Coldo Level 8 June 3, 2018

Never read Lewis, but in Tolkien's case, I'd say no. That stuff all makes for great fantasy storytelling.

IAMGROOT Level 7 June 3, 2018

I don't think so. Those stories are all fantastic. Any religious alnalogies I found were easy to ignore.


I prefer Tolkien's world building to Lewis. Religious aspects less obvious in Tolkien and I like to think of them more as good vs evil vein.

Donna_I Level 7 June 3, 2018

No. Nothing wrong with good vs evil.

kltuckmn Level 7 June 3, 2018

Read Tolkien and never thought gave thought to any . I read it as a boy long before it became movie material. Thought of the stories as mystical and magical.

Mark013 Level 7 June 3, 2018

Tried several times....most pointless claptrap I have ever tried to slog through, sorry.


I would like to read C.S. Lewis because I'm always interested in religious conversations and many references are made to the arguments in his books.

brentan Level 8 June 3, 2018

Not for me.


haha no and that did NOT come in handy having to choose a registered name for my dog as his breeder is a HARDCORE TOLKIEN person. Her prefix is Tolkien based as are all the dog's reg& call names.

Qualia Level 8 June 3, 2018

The Inklings were a product of their times. Lewis's Space Trilogy is still on my bookshelf and sets beside Tolkien. Agatha Christie is there as well. Lewis was a racist but so were a lot of people in his time.

BillF Level 7 June 3, 2018

I love that Tolkien, at least in part, based the fiery wastes of Mordor on the Black Country, the benighted industrial landscape close to where he lived as a boy, darkened by the incessant soot and smoke from iron foundries as late as the Seventies.


To me, Tolkien is the better writer and able to cloak his observations in a believable mythology, whereas Lewis is too heavy-handed in his use of allegory (the Aslan/Christ figure, fore example.
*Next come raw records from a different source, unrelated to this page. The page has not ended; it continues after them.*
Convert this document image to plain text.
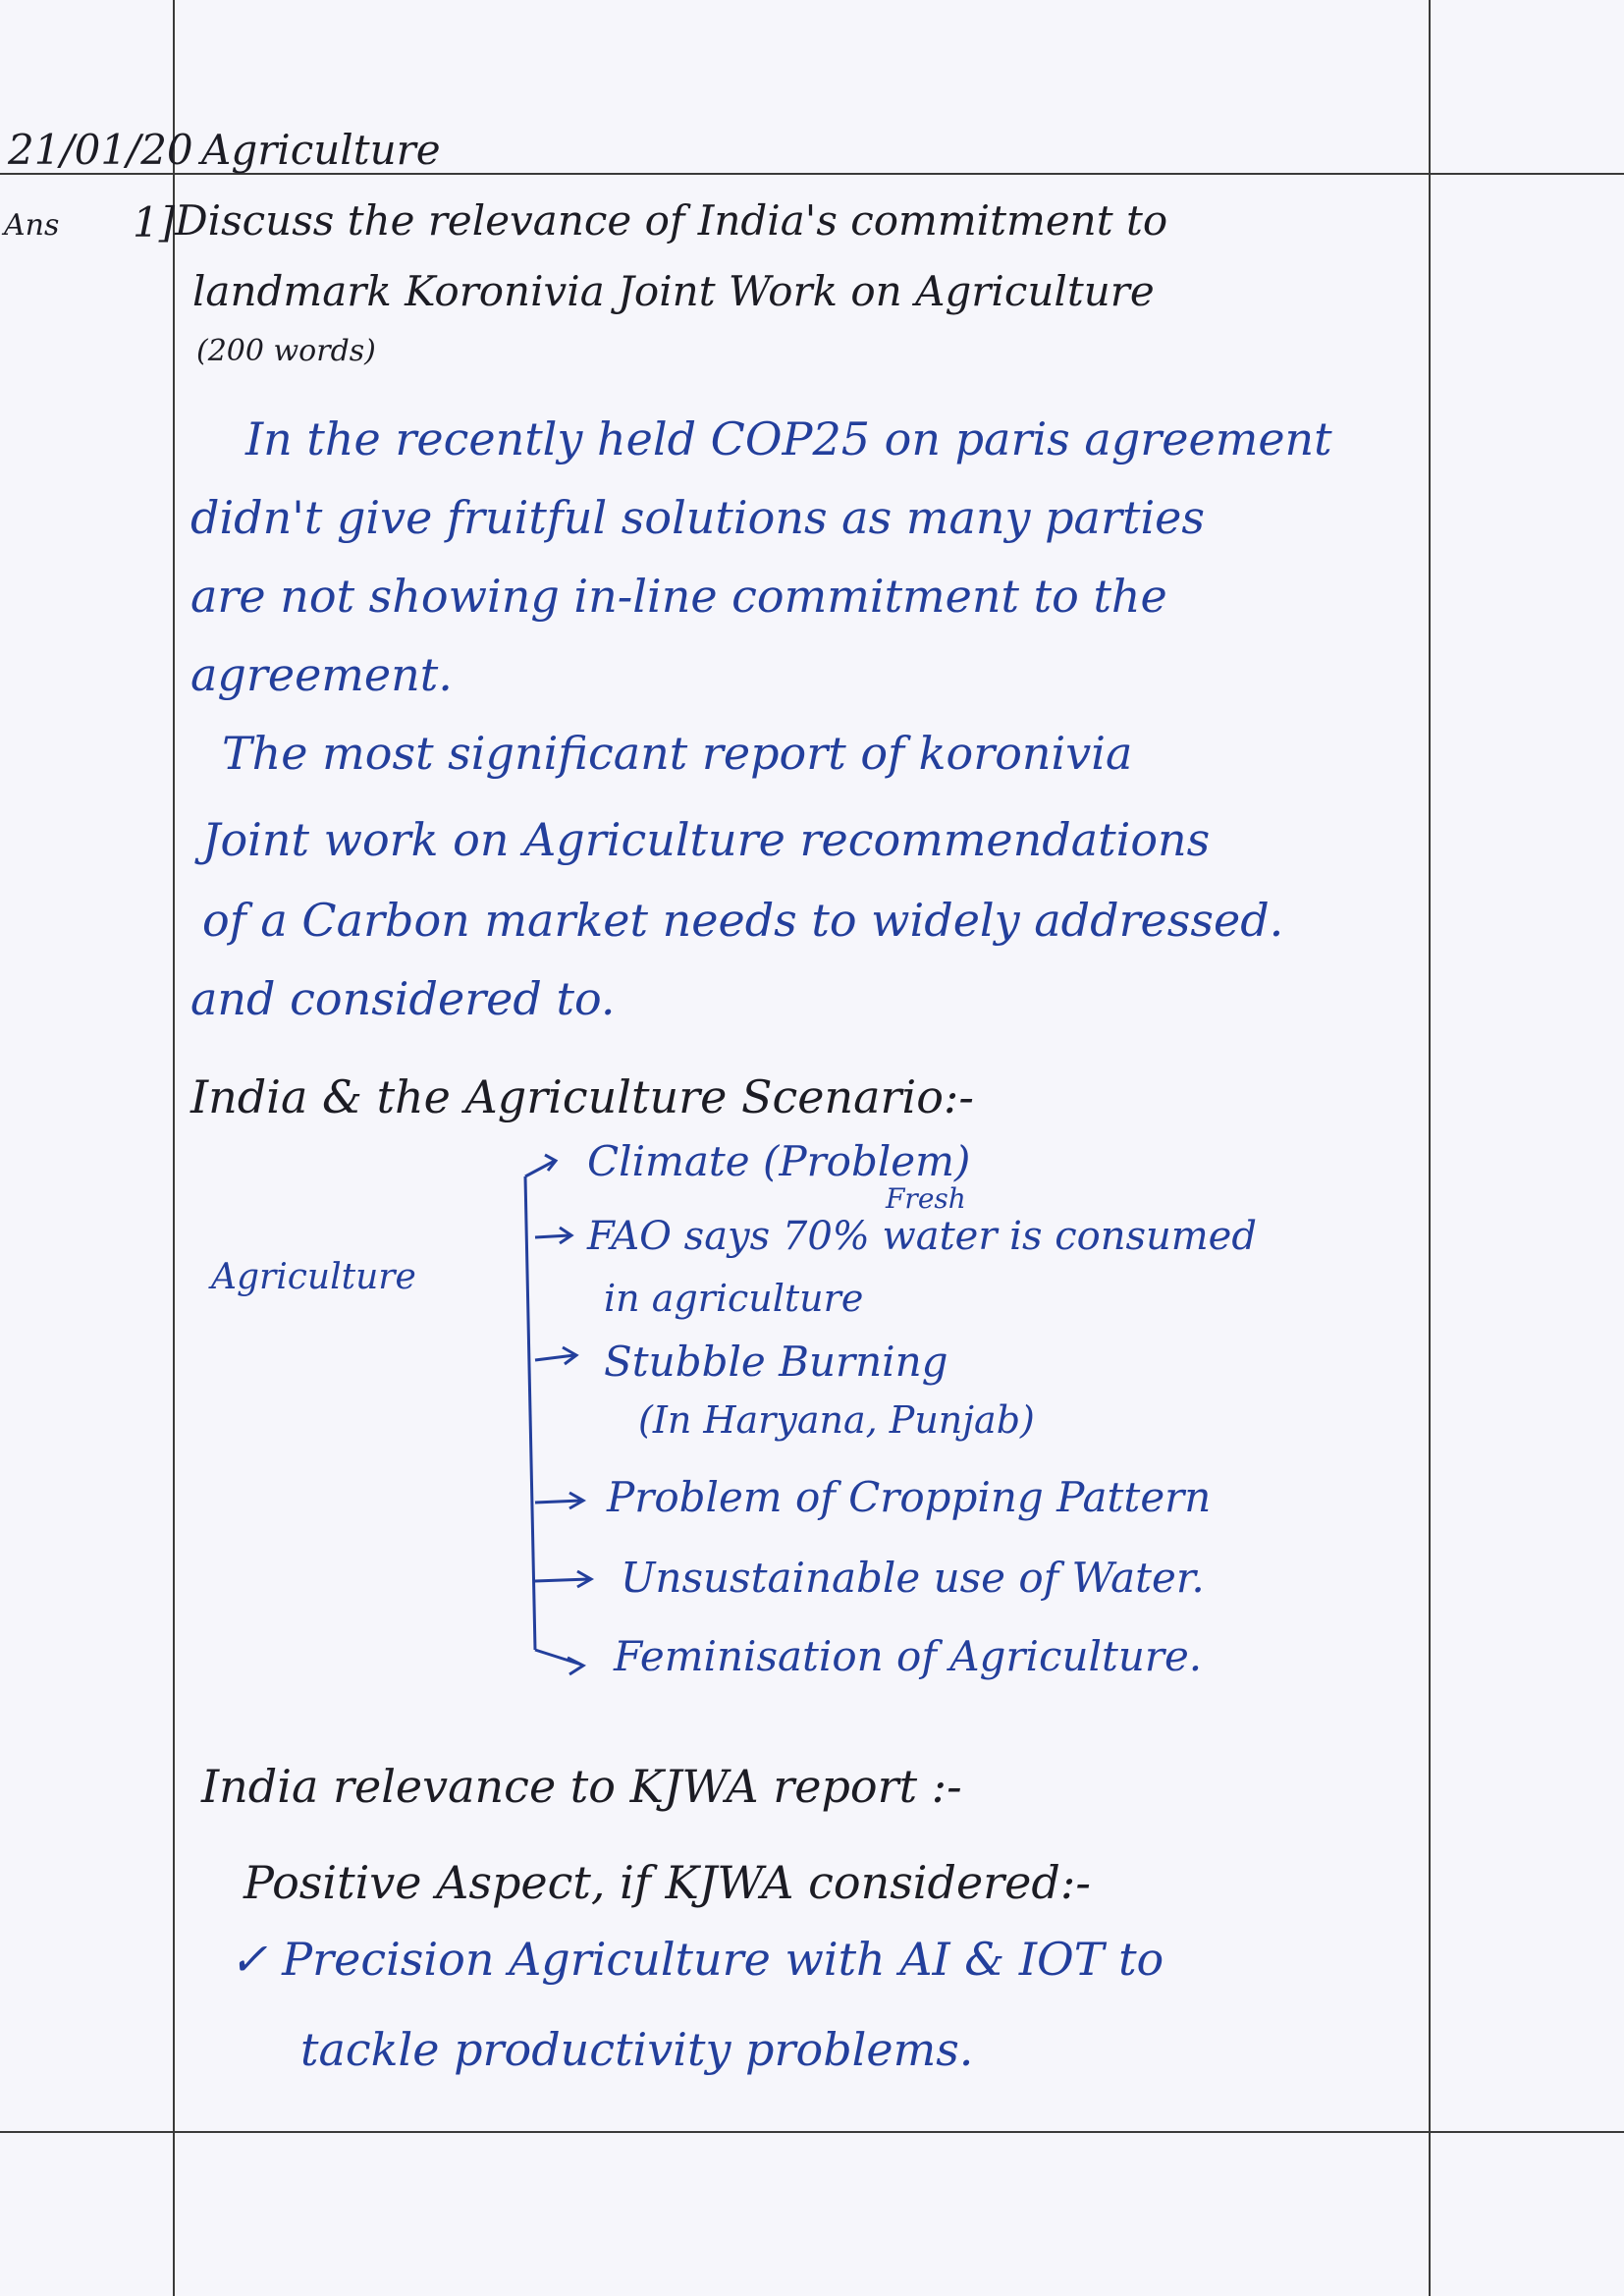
21/01/20 Agriculture
Ans 1] Discuss the relevance of India's commitment to
landmark Koronivia Joint Work on Agriculture
(200 words)
In the recently held COP25 on paris agreement
didn't give fruitful solutions as many parties
are not showing in-line commitment to the
agreement.
The most significant report of koronivia
Joint work on Agriculture recommendations
of a Carbon market needs to widely addressed.
and considered to.
India & the Agriculture Scenario:-
Agriculture
Fresh
Climate (Problem)
FAO says 70% water is consumed
in agriculture
Stubble Burning
(In Haryana, Punjab)
Problem of Cropping Pattern
Unsustainable use of Water.
Feminisation of Agriculture.
India relevance to KJWA report :-
Positive Aspect, if KJWA considered:-
✓ Precision Agriculture with AI & IOT to
tackle productivity problems.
The Chronicles of Narnia are reflective of Christian ideology, but Christian ideology is based on pagan ideology. When I read The Lion, the Witch, and the Wardrobe, I see the myth of the dying and resurrecting deity from various religions.

No, their beliefs do not detract from their works.


I read them, but I'm not sure they did me much good. Certainly the religious allegories never penetrated deeply beyond just a surface similarity without much to say. The conflict of good vs evil stayed with me for a long time, and I've come to believe that the tendency to typify other people as evil is the source of much suffering in human history.
In the end i think that the Buddhists are right, and that the sources of suffering are inside the human mind. You don't blame a lion for killing an antelope, but you can blame humans for taking slaves, they ought to know better.

Denker Level 7 June 5, 2018

Can't stand C.S. Lewis


C. S. Lewis i read


Many religious metaphors are allegories for human concepts. The framing, whether religious, philosophical, cultural or any other context are irrelevant if the text speaks to the individual. Consequently, whether Tolkien or Marx, there will be many parallels in well executed literature.


I loved C.S. Lewis, read and reread all of the Narnia books. Can't say I'm very fond of Tolkien; read one or two and watched some of the films though. I'm also a big fan of George MacDonald who was a similarly styled contemporary of Lewis. I have no problem with religion as mythos. In these stories, the Christian mythos is much more interesting. One of my peeves about the Bible is that so much of it is flat out snoresville. I lost all respect for the writers... since they obviously didn't respect me as a reader. smile009.gif


I honestly don't have a problem with the symbolism of Tolkien and loved The Hobbit and The Lord of the Rings, but The Silmarillionwas a bit tedious. I was cognizant of any religious message when I read it and thought Tolkien was brilliant.

JimG Level 8 June 7, 2018

I hope people realize that Tolkien's work is basically his modified version of Norse Mythology. Historically it has shown the belief that Christianity came from Scandinavian belief. Ancient Greek texts on parchment had ideas of "old testament" occurrences, before they were anyone else's ideas. Ancient Romans took (stole) from Scandinavia and Greek and made their own. Tolkien and Lewis knew each other they part of a 4 member social book club on campus, they would compare notes, talk about students. C.S. Lewis is Christian differences between what each one believed in shows in their work. While I have read some of their works but it's been a long time since I have. Now their complete works are in my Amazon cart.